Josh Lachkovic

#firstsevenjobs (and my first four failed childhood business ventures)

I rarely take part in many Twitter memes, but one caught my eye this weekend that I loved: #firstsevenjobs.

Most people’s sixth or seventh jobs were roughly in the fields they were working now. But it was the first few that were most interesting for everyone.

I only listed jobs which in the end made me some money. Here were a few of those first failed projects from working as a kid.

1. Girl pop group manager and booker

In year five, I remember a group of girls in our primary school getting together to form a band. I was their manager, which meant I tried selling tickets to see them sing at lunch times in the annexe in the courtyard.

Key learning
Most importantly: promotion — or lack there of. Turns out turning up and expecting money was not all it took. After lunchtime two, they decided to get rid of me and take their singing to the masses, (i.e. the football field). Turns out they pre-empted the need to connect correctly directly to their audience way before I did.

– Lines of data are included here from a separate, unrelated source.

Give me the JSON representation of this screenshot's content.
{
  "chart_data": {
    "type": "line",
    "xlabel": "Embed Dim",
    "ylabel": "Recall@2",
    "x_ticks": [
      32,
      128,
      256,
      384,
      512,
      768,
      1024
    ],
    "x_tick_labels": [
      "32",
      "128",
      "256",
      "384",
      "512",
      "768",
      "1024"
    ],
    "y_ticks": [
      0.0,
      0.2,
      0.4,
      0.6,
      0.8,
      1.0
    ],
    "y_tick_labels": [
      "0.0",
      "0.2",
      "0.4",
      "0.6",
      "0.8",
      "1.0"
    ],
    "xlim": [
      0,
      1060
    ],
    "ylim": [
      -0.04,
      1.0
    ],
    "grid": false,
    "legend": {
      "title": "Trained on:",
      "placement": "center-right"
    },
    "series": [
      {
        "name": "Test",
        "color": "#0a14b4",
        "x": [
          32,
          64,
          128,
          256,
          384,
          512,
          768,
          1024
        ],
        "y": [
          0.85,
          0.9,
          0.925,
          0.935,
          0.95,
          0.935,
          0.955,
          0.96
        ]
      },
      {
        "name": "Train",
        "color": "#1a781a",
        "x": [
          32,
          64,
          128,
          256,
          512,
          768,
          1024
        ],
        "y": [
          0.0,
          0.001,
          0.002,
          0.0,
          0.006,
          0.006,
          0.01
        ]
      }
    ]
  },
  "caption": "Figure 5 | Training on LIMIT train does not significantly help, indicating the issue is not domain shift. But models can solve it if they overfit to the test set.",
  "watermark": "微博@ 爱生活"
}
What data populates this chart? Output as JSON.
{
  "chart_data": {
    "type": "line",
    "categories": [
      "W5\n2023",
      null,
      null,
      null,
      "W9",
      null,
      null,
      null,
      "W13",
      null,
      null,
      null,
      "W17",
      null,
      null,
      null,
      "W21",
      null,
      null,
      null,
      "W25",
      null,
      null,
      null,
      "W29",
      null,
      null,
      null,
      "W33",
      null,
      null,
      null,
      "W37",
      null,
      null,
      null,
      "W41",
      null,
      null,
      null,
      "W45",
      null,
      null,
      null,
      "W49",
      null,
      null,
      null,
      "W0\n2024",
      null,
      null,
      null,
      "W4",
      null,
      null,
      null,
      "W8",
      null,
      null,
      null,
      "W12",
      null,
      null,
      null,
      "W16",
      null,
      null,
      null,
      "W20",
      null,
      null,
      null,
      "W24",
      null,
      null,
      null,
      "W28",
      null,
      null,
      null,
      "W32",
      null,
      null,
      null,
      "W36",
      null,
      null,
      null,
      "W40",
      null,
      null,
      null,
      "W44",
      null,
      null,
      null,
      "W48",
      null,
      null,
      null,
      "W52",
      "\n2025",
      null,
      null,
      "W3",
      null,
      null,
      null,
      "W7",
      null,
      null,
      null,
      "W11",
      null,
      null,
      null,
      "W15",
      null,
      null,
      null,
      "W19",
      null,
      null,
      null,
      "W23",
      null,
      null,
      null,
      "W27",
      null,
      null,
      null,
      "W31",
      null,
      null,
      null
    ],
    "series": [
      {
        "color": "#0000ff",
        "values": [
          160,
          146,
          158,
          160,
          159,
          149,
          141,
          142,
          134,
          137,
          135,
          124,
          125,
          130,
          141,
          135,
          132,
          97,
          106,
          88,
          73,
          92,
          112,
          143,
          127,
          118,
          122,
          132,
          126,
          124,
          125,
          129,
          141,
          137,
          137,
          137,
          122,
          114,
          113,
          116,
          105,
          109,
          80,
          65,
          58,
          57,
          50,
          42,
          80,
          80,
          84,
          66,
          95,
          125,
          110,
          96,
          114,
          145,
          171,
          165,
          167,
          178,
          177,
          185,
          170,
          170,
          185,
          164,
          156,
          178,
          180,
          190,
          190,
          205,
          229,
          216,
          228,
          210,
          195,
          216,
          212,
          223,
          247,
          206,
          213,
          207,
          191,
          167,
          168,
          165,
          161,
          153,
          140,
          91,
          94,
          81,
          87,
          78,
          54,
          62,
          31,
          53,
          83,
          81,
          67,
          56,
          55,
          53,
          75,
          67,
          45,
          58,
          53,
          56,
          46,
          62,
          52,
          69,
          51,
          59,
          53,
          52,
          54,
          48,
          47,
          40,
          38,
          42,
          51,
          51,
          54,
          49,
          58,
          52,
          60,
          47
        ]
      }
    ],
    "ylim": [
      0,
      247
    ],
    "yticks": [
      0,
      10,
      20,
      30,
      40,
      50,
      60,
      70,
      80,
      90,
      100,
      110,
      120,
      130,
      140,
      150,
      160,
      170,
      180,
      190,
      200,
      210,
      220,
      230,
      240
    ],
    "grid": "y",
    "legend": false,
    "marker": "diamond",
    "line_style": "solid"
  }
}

2. Record producer and manager

Not to be one kept down by the music machine, a then took on the recording and managing responsibilities of another friend. This time, we wanted to skip the small time playground and go straight to the big bucks.

In break times, we recorded our first demo. I recorded it and sent it out to Virgin Records. We never received a response.

Key learning
Pitching needs to be way more refined. I may have addressed the tape to Richard Branson, but the address I’m certain was a pretty generic one (Richard Branson, Virgin Records, London, the UK). Plus not nearly enough hustle.

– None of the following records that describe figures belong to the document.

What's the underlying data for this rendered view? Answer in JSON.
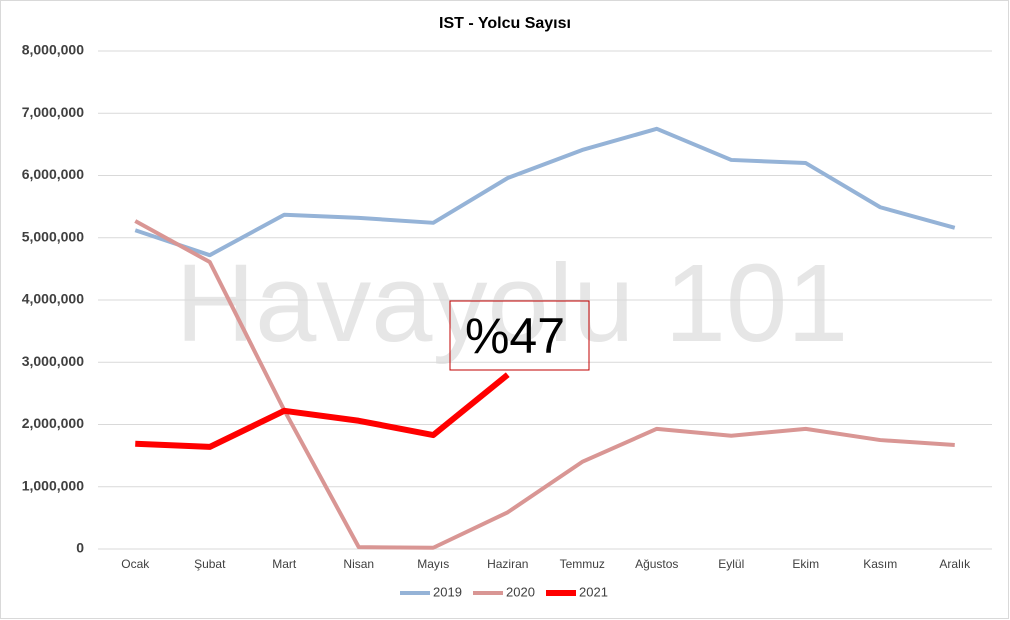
{
  "chart_data": {
    "type": "line",
    "title": "IST - Yolcu Sayısı",
    "watermark": "Havayolu 101",
    "annotation": "%47",
    "categories": [
      "Ocak",
      "Şubat",
      "Mart",
      "Nisan",
      "Mayıs",
      "Haziran",
      "Temmuz",
      "Ağustos",
      "Eylül",
      "Ekim",
      "Kasım",
      "Aralık"
    ],
    "series": [
      {
        "name": "2019",
        "color": "#95b3d7",
        "width": 4,
        "values": [
          5120000,
          4720000,
          5370000,
          5320000,
          5240000,
          5960000,
          6410000,
          6750000,
          6250000,
          6200000,
          5490000,
          5160000
        ]
      },
      {
        "name": "2020",
        "color": "#d99694",
        "width": 4,
        "values": [
          5270000,
          4610000,
          2230000,
          30000,
          20000,
          590000,
          1400000,
          1930000,
          1820000,
          1930000,
          1750000,
          1670000
        ]
      },
      {
        "name": "2021",
        "color": "#ff0000",
        "width": 6,
        "values": [
          1690000,
          1640000,
          2220000,
          2060000,
          1830000,
          2800000,
          null,
          null,
          null,
          null,
          null,
          null
        ]
      }
    ],
    "ylim": [
      0,
      8000000
    ],
    "yticks": [
      0,
      {
        "value": 1000000,
        "label": "1,000,000"
      },
      {
        "value": 2000000,
        "label": "2,000,000"
      },
      {
        "value": 3000000,
        "label": "3,000,000"
      },
      {
        "value": 4000000,
        "label": "4,000,000"
      },
      {
        "value": 5000000,
        "label": "5,000,000"
      },
      {
        "value": 6000000,
        "label": "6,000,000"
      },
      {
        "value": 7000000,
        "label": "7,000,000"
      },
      {
        "value": 8000000,
        "label": "8,000,000"
      }
    ],
    "grid": true,
    "legend": "bottom"
  }
}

3. Christmas lyrics book publisher

Fast forward to year six and I was quite the pro on Microsoft Publisher. As Christmas season approached, I decided to produce my first publication: a lyrics booklet for Christmas songs. The plan was to print them and distribute them at school.

Key learning
No-one actually wanted these, plus printing costs on my old HP Desktop were not sustainable for growth. I think I ran out of ink half way through the second print and no-one wanted either.

4. Retro video game consoles seller

My favourite job of my childhood and the only that I started myself that made me money.

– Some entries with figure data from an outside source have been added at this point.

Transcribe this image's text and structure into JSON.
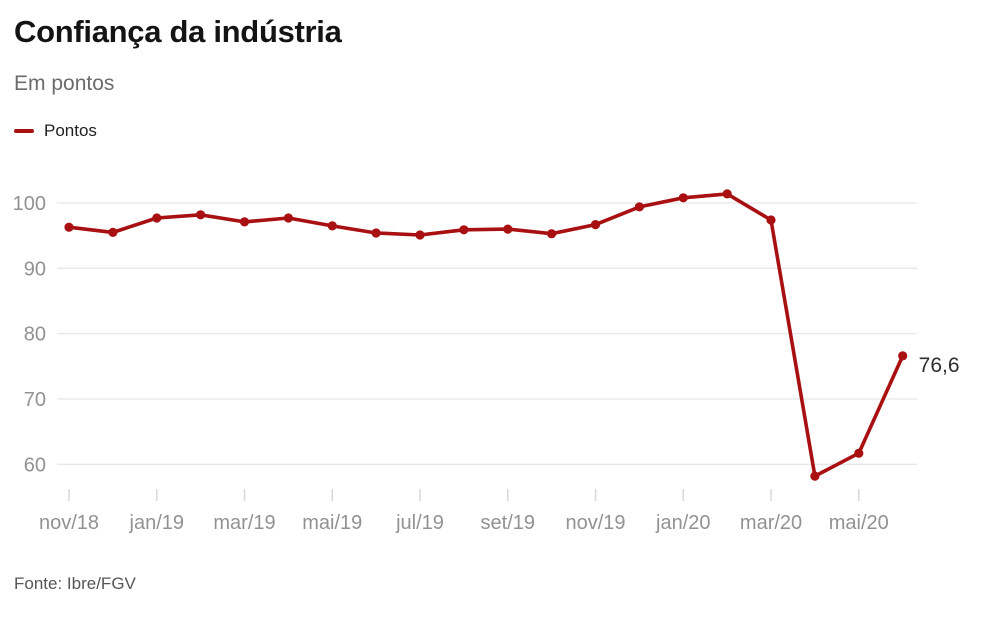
{
  "header": {
    "title": "Confiança da indústria",
    "subtitle": "Em pontos",
    "legend_label": "Pontos"
  },
  "footer": {
    "source": "Fonte: Ibre/FGV"
  },
  "colors": {
    "line": "#a81012",
    "grid": "#e7e7e7",
    "tick": "#d9d9d9",
    "axis_label": "#929292",
    "annotation": "#2e2e2e"
  },
  "chart_data": {
    "type": "line",
    "title": "Confiança da indústria",
    "subtitle": "Em pontos",
    "categories": [
      "nov/18",
      "dez/18",
      "jan/19",
      "fev/19",
      "mar/19",
      "abr/19",
      "mai/19",
      "jun/19",
      "jul/19",
      "ago/19",
      "set/19",
      "out/19",
      "nov/19",
      "dez/19",
      "jan/20",
      "fev/20",
      "mar/20",
      "abr/20",
      "mai/20",
      "jun/20"
    ],
    "series": [
      {
        "name": "Pontos",
        "color": "#a81012",
        "values": [
          96.3,
          95.5,
          97.7,
          98.2,
          97.1,
          97.7,
          96.5,
          95.4,
          95.1,
          95.9,
          96.0,
          95.3,
          96.7,
          99.4,
          100.8,
          101.4,
          97.4,
          58.2,
          61.7,
          76.6
        ]
      }
    ],
    "x_tick_labels": [
      "nov/18",
      "jan/19",
      "mar/19",
      "mai/19",
      "jul/19",
      "set/19",
      "nov/19",
      "jan/20",
      "mar/20",
      "mai/20"
    ],
    "y_ticks": [
      60,
      70,
      80,
      90,
      100
    ],
    "ylim": [
      55,
      103
    ],
    "grid": "horizontal",
    "legend_position": "top-left",
    "last_point_label": "76,6"
  }
}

In the early 2000s, there was a sweet spot on eBay when the vast majority of the public were scared of it or hadn’t heard of it. What this meant was you could go to a car boot sale, pick up a SNES or Megadrive for a tenner, boxed with plenty of games. Go home, tidy them up a bit and make a good 3–4x on your money. Not bad when you’re 12 and £35 affords you the latest N64 release.

Key learning
You’ve got to reinvest your money to make more of it. Playing Super Smash Bros was great, but then I wanted a new game and no seed money for consoles, I was screwed. Admittedly, I probably had the odd injection of cash from the VC of (grand)parents, to which myself and N64 game collection will be forever grateful for.

After project four, my job roles fell into more similar patterns: paper round, shop sales assistant, etc etc until the eventual career track took place. But my gosh did I have fun in those first failed four business ventures.

What were your early failed childhood business ventures?